Direct Energy was owned by Centrica, the huge British gas company, through subsidiaries in the U.S. and Canada. So it was twice removed from the parent company. A lot of the senior leaders were British expats. There was a revolving door. The offices were moved from Toronto to Houston, and there were a lot of layoffs.

People were quite downtrodden from an ownership perspective, and when Enercare bought them out, it was an incredibly joyful event. Because this [business] is our baby, rather than having multiple children all over the world, if you know what I mean.

How different was the Service Experts deal?

It was almost the same monetarily, but we went from about 1,000 people to 3,800 people. We went from a company that was 95% Ontario-based to one that’s now across North America.

In terms of integration, this one had very different issues. It was a merger, in that we bought the shares of the company, so there was not as much complexity in integrating departments. But for the finance group it was much more complicated. You go from being an expert in tax in your area to “my goodness, now I have to understand taxes in 29 different states.”

So, doing a cross-border transaction involved a skill set that we didn’t really have. Structuring the deal was very complex.

You also had to transfer all of Service Experts’ financial reporting from U.S. GAAP to IFRS, right?

Yes, and we had to do it in record time. We closed the deal on May 11, and our Q2 reporting shuts down on June 30. So we had just over six weeks to do all the work.

[In contrast], when we converted from Canadian GAAP to IFRS [which was required for Canadian companies for fiscal periods beginning after Jan. 1, 2011], we took a year to do that.

So the teams worked night and day. We had 10 major projects in the finance group alone. We hired a project manager for finance. That was where most of the integration efforts focused. We had to handle the cross-currency fluctuations as well.

How about from an IT perspective?

We [implemented] a brand-new Hyperion system that helped us pull in all the general-ledger GL systems. The time frame for that was about eight weeks, because we needed to report by Aug. 5.

Was anything else tricky?

We probably wrote about 22 different memos supporting our accounting positions, how we were going to do the consolidation, and how we were going to present the financial statements. The memos covered the nitty-gritty details of how we got the numbers, how to show our segmentation differently, and how to package all of that and explain it to the marketplace.

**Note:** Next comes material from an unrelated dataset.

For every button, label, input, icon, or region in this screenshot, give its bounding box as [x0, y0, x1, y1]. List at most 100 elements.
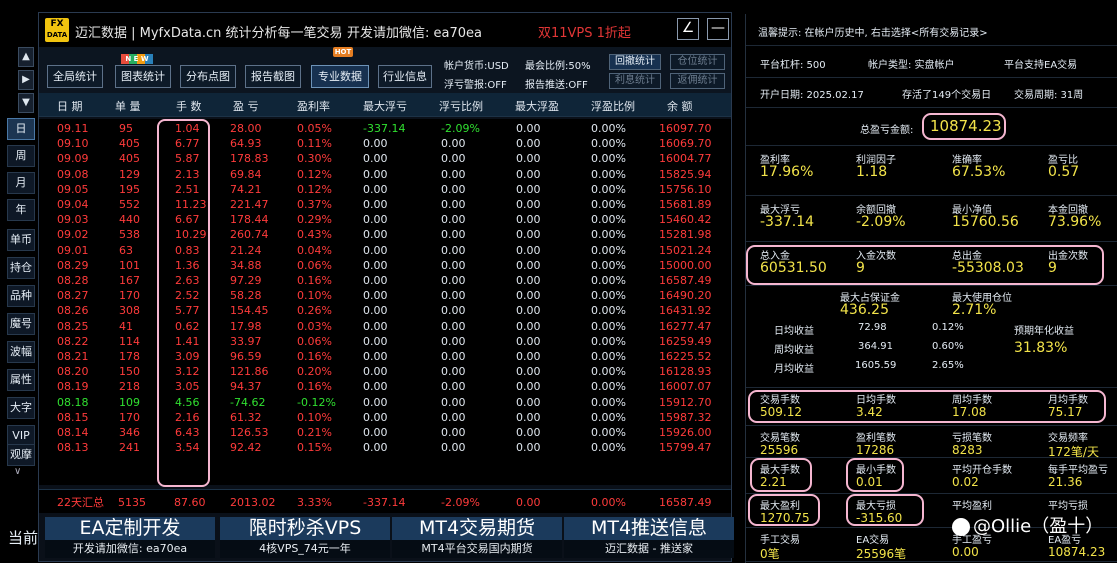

We’ve gone through two quarters of that now and are in more of a rhythm. It’s not as difficult for us to pull together all those numbers and all that analysis.

What were the toughest aspects of converting Service Experts to IFRS?

Revenue recognition was key, primarily around Service Experts’ commercial business. Those are larger jobs and the revenue recognition criteria are different.

Also, they have a protection-plan business, as we do here in Ontario. Protection plans have multi-element transactions embedded in them, including service-oriented programs and maintenance programs. Depending on how you sell those two different kinds of contracts, the revenue recognition criteria can differ.

Second, about 2,000 vehicles had to transferred from operating leases to capital leases, which created a fairly significant change between the two sets of financial statements.

We also had to make sure our accounting policies were aligned. For example, we accrue our bonuses as we go throughout the year, while Service Experts, which is a much more seasonal business, began accruing bonuses when they became EBITDA-positive.

What are the upcoming challenges with Service Experts?

One of the reasons we bought the company is that they have a sales model, where we have a recurring-revenue model. We really felt we could transform that business into our model.

They never could have done that themselves. They didn’t have the capital. But Enercare generates a tremendous amount of cash flow, and one of our key areas of focus is funding growth. We have many opportunities, so we want to put our money into the highest-returning products like rentals.

[The goal is to] transform them from a 10% EBITDA margin business to more of a 50% EBITDA margin business, which is where [Enercare is].